Aset Eks BLBI Rp 492 M Dihibahkan ke Pemkot Bogor-K/L, Ini Rinciannya

Aulia Damayanti - detikFinance
Kamis, 25 Nov 2021 12:42 WIB
Jakarta -

Pemerintah melakukan penandatanganan hibah aset eks Bantuan Likuiditas Bank Indonesia (BLBI) kepada Pemerintah Kota Bogor dan tujuh kementerian dan lembaga (K/L). Total bangunan dan tanah yang dihibahkan seluas 426.605 m2 dengan total nilai Rp 492,2 miliar.

Menteri Koordinator Bidang Politik, Hukum, dan Keamanan (Menkopolhukam) Mahfud Md berpesan kepada penerima hibah agar langsung digarap menjadi sebuah bangunan publik yang bermanfaat. Hal itu dikatakan Mahfud agar tanah tersebut jangan sampai terlantar.

"Kepada yang mendapatkan hibah, tolong tanah-tanah itu segera digarap sesuai dengan tujuannya. Jangan sampai terlantar kalau istilah Bu Menteri Keuangan tadi dimiliki tidak digarap nanti diserobot orang lagi dan itu banyak terjadi," kata Mahfud dalam Live Seremoni Serah Terima Aset Eks BLBI, Kamis (25/11/2021).

Dalam kesempatan yang sama Menteri Keuangan Sri Mulyani Indrawati juga menyampaikan, hal yang sama agar pengelolaan aset hibah BLBI ini jangan sampai menjadi tanah liar dan bisa diambil oleh berbagai pihak.

"Oleh karena itu sekarang ini mulai didiskusikan aset yang sudah diambil alih saya minta Direktorat Jenderal Kekayaan Negara langsung memikirkan aset tersebut mau dimanfaatkan jadi apa. Karena kan lebih bagus dimanfaatkan yang berdampak ke masyarakat, ekonomi dan membuat kesempatan kerja," tuturnya.

Aset apa saja yang dihibahkan? Cek halaman berikutnya.

Berikut rincian aset hibah eks BLBI:

1. Kota Bogor dengan total luas 10,3 Ha dan total nilai Rp 345,7 miliar kepada Pemerintah Kota Bogor.
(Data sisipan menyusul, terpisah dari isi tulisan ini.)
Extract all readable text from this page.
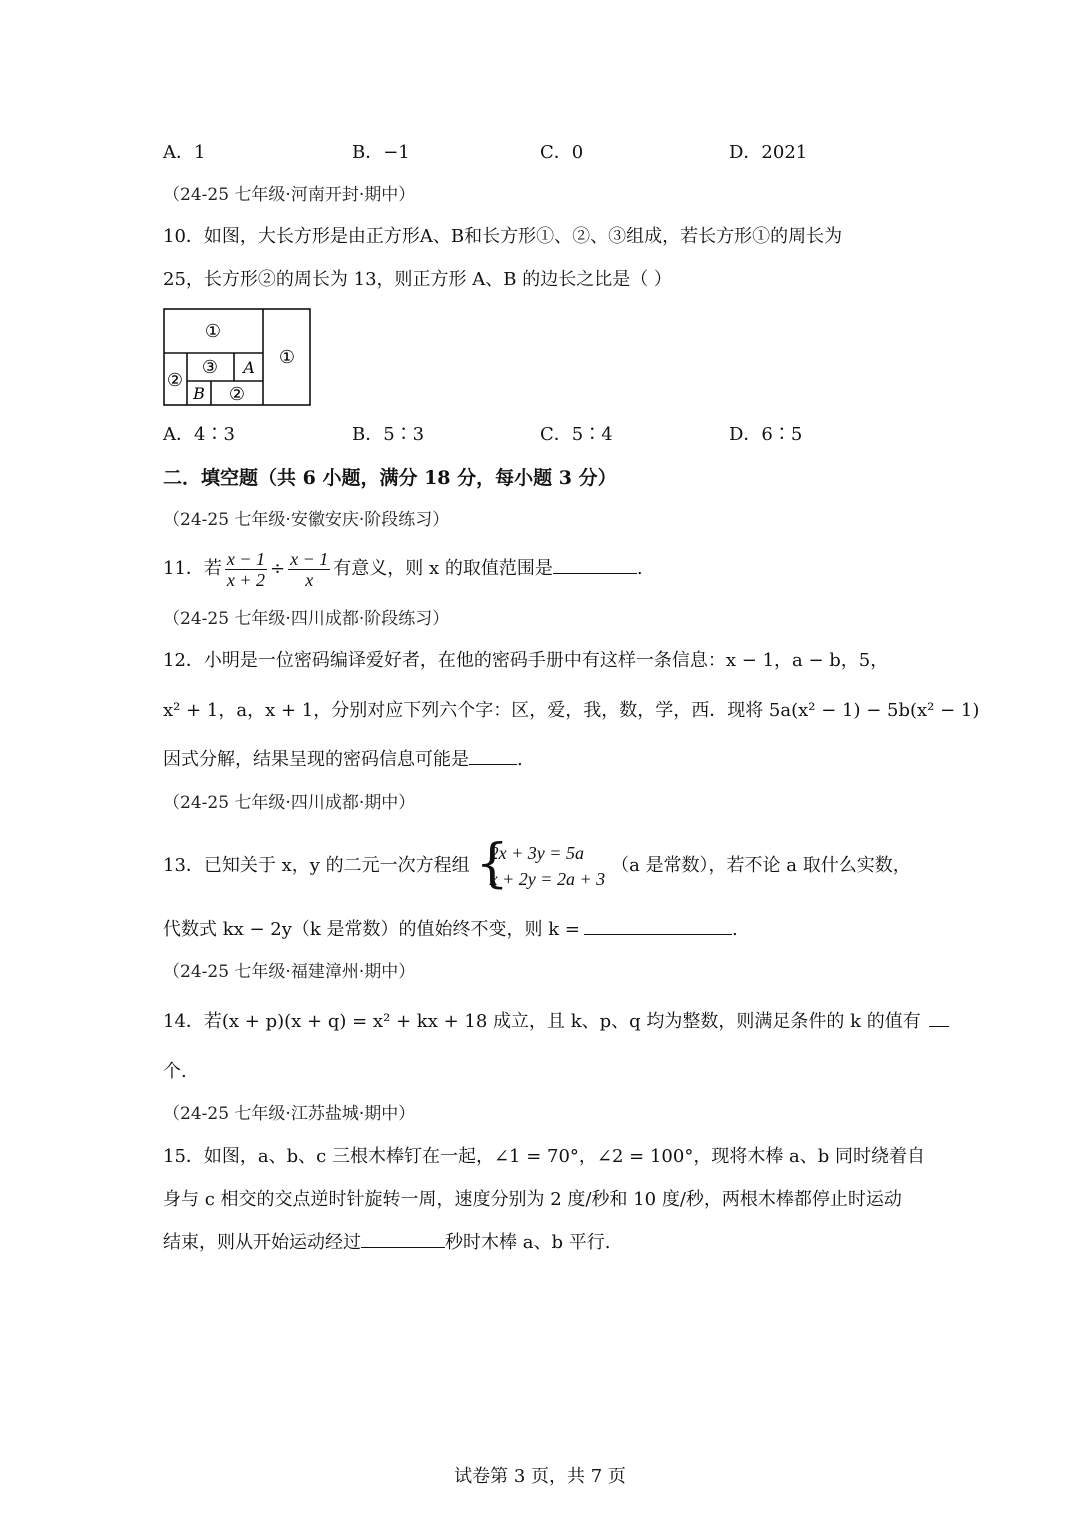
A．1	B．−1	C．0	D．2021
（24-25 七年级·河南开封·期中）
10．如图，大长方形是由正方形A、B和长方形①、②、③组成，若长方形①的周长为
25，长方形②的周长为 13，则正方形 A、B 的边长之比是（ ）
①
①
②
③ A
B ②
A．4∶3	B．5∶3	C．5∶4	D．6∶5
二．填空题（共 6 小题，满分 18 分，每小题 3 分）
（24-25 七年级·安徽安庆·阶段练习）
11．若 $\frac{x - 1}{x + 2} \div \frac{x - 1}{x}$ 有意义，则 x 的取值范围是	.
（24-25 七年级·四川成都·阶段练习）
12．小明是一位密码编译爱好者，在他的密码手册中有这样一条信息：x − 1，a − b，5，
x² + 1，a，x + 1，分别对应下列六个字：区，爱，我，数，学，西．现将 5a(x² − 1) − 5b(x² − 1)
因式分解，结果呈现的密码信息可能是	.
（24-25 七年级·四川成都·期中）
13．已知关于 x，y 的二元一次方程组 {
2x + 3y = 5a
x + 2y = 2a + 3
（a 是常数），若不论 a 取什么实数，
代数式 kx − 2y（k 是常数）的值始终不变，则 k =	.
（24-25 七年级·福建漳州·期中）
14．若(x + p)(x + q) = x² + kx + 18 成立，且 k、p、q 均为整数，则满足条件的 k 的值有
个.
（24-25 七年级·江苏盐城·期中）
15．如图，a、b、c 三根木棒钉在一起，∠1 = 70°，∠2 = 100°，现将木棒 a、b 同时绕着自
身与 c 相交的交点逆时针旋转一周，速度分别为 2 度/秒和 10 度/秒，两根木棒都停止时运动
结束，则从开始运动经过	秒时木棒 a、b 平行.
试卷第 3 页，共 7 页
2. Badan Narkotika Nasional

- Satu Bidang tanah di kota Bandung seluas 1.263 m2 untuk gedung perkantoran.
- Di Bandar Lampung 482 m2

3. Kementerian Keuangan

- Seluas 483 m2 di kota Batam
- Semarang 1.790 m2
- Makassar 150 m2
- Samarinda 153 m2

4. Kementerian Pertahanan

- Kabupaten Serdang Bedagai seluas 120 ribu m2

5. Kementerian Agama

- Jakarta Pusat seluas 1.107 m2

6. Badan Pusat Statistik

- Tanah di Kota Lhokseumawe 2.274 m2

7. Kementerian Koordinator Bidang Kemaritiman dan Investasi

- Jakarta Barat seluas 613 m2

8. Kepolisian RI

- Kabupaten Serdang Bedagai seluas 80.000 m2
- Dua bidang tanah Lampung Selatan 115.000 m2

Penandatanganan tersebut dilakukan oleh Direktur Jenderal Kekayaan Negara, Rionald Silaban, sebagai wakil Kementerian Keuangan sedangkan Pemerintah Kota Bogor diwakili oleh Wali Kota Bogor, Bima Arya. Sedangkan untuk tujuh K/L ditandatangani oleh berbagai perwakilan masing-masing.

Badan Narkotika Nasional yang diwakili oleh Sekretaris Utama I Wayan Sukawinaya, Kementerian Keuangan diwakili oleh Sekretaris Jenderal Kementerian Keuangan Heru Pambudi, Kementerian Pertahanan diwakili oleh Kepala Badan Sarana Pertahanan Kementerian Pertahanan Marsda TNI Yusuf Jauhari.

Kemudian, Kepolisian Negara RI diwakili oleh Asisten Kapolri Bidang Logistik Irjen Pol Raden Prabowo Argo Yuwono, Kementerian Agama diwakili oleh Kepala Biro Keuangan dan BMN Kemenag Subarja, Badan Pusat Statistik diwakili oleh Sekretaris Utama Badan Pusat Statistik Atqo Mardiyanto, serta Kementerian Koordinator Bidang Kemaritiman dan Investasi diwakili oleh Kepala Biro Umum Tito Setiawan.